V. l. n. r.: Chantal Marti-Müller (Leiterin Amt für Volksschule und Sport, AVS), Reto Givel-Bernhard (Rektor der Pädagogischen Hochschule Graubünden), Nora Kaiser (Präsidentin des LEGR)
Drei zentrale Akteur:innen der Bündner Bildungslandschaft treffen sich zum Gespräch: Nora Kaiser (Präsidentin des LEGR), Chantal Marti-Müller (Leiterin Amt für Volksschule und Sport, AVS) und Reto Givel-Bernhard (Rektor der Pädagogischen Hochschule Graubünden). Sie diskutieren über prägende Schulerfahrungen, aktuelle Herausforderungen und gemeinsame Visionen für die Zukunft der Volksschule im Kanton Graubünden. Das Gespräch beleuchtet, wie Schule heute gestaltet wird und welche Entwicklungen in den kommenden Jahren anstehen.
Nora Kaiser: Besonders in Erinnerung geblieben sind mir die Aktivitäten ausserhalb des Klassenzimmers – Musik- und Theaterprojekte, Museumsbesuche, Klassenlager. Wenn ich heute das Kunstmuseum Graubünden besuche, erkenne ich Werke wieder, die ich als Kind gesehen habe, was eine tiefe Verbindung schafft. Gute Lehrpersonen zeichneten sich für mich durch Verbindlichkeit und Klarheit aus. Negativ empfand ich den ständigen Wettbewerb in der Klasse, der Stress verursachte.

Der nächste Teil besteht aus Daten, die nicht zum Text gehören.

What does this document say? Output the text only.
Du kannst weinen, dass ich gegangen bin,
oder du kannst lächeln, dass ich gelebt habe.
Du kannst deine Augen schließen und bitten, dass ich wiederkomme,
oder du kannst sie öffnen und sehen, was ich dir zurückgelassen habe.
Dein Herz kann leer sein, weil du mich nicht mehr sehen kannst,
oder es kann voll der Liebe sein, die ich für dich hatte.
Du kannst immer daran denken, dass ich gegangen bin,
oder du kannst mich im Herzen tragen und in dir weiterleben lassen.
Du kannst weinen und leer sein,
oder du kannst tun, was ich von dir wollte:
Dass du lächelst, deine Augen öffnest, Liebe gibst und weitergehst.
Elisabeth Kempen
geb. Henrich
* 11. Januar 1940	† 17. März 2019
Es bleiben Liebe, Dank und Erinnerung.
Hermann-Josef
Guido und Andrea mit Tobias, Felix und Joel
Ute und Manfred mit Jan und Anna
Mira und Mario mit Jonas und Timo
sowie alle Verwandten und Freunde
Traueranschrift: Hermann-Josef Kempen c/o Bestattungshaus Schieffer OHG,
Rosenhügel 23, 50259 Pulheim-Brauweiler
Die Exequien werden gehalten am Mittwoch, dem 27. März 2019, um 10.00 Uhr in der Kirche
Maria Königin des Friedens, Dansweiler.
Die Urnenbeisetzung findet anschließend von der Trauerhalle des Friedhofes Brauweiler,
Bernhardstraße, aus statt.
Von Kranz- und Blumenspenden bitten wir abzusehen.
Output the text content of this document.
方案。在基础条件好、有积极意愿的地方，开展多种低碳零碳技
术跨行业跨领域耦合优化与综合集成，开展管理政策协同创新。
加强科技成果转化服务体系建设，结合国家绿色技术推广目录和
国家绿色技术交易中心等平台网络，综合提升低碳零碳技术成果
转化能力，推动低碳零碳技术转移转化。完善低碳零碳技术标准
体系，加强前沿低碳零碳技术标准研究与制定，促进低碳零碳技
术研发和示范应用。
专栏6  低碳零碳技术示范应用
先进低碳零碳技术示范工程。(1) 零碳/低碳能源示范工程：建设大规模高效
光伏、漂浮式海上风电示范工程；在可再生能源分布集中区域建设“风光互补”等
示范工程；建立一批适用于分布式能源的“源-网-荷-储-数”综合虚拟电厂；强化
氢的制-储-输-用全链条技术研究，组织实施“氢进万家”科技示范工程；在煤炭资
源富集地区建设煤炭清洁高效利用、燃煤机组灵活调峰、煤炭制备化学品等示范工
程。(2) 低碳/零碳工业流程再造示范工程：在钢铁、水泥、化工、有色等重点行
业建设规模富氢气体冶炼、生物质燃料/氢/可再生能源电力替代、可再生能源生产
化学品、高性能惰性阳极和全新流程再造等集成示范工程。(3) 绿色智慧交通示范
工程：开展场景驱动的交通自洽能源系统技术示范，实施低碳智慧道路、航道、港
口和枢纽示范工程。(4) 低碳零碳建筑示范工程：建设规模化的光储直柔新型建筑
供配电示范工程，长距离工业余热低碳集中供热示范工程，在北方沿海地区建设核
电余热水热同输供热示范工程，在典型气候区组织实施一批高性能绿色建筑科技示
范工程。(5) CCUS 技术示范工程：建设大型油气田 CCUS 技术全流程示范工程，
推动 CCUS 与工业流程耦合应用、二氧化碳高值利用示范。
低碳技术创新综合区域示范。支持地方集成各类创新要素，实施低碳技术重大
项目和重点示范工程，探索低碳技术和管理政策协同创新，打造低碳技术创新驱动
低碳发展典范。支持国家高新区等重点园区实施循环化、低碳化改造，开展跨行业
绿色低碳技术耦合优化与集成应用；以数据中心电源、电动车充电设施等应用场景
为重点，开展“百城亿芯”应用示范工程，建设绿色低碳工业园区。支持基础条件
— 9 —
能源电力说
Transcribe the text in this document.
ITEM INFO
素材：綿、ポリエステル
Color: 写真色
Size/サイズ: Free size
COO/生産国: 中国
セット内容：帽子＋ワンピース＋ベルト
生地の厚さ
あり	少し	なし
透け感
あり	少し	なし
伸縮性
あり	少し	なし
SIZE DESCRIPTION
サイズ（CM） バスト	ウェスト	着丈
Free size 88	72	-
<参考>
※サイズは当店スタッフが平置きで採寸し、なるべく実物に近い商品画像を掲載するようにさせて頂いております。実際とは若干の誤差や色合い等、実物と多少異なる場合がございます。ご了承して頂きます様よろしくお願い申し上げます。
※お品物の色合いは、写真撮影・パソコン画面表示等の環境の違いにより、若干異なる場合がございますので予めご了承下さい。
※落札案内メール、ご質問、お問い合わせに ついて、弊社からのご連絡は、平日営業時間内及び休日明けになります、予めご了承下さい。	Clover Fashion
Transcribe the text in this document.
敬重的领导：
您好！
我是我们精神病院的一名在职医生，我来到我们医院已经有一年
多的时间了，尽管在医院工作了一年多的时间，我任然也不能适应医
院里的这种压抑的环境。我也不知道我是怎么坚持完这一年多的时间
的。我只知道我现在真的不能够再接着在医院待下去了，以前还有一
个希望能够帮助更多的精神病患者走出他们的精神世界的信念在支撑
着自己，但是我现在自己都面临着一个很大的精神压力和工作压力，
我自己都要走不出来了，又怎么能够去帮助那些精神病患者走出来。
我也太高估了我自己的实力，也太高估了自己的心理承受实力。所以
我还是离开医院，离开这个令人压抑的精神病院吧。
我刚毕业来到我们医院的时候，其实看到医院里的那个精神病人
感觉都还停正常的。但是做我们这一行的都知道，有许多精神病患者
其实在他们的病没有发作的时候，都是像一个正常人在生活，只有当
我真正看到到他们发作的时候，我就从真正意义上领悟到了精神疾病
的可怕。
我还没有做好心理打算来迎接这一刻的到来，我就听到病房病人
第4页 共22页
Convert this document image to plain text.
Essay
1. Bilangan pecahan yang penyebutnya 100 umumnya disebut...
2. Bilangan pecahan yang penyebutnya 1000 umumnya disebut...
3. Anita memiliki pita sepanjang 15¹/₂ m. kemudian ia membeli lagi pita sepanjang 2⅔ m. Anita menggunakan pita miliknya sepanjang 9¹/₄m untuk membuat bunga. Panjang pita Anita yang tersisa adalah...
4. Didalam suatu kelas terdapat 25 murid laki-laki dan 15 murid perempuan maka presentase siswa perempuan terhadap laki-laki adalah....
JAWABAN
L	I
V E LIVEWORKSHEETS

Reto Givel-Bernhard: Besonders positiv erinnere ich mich an Lehrpersonen, die ich als gerecht und empathisch empfand. Beeindruckt hat mich ein Lehrer, der spannende Anekdoten erzählte – ob wahr oder erfunden, spielte keine Rolle. Lehrpersonen, die uns aktivierten, Vorträge halten liessen oder den Unterricht nach draussen verlegten, sind mir stärker in Erinnerung geblieben.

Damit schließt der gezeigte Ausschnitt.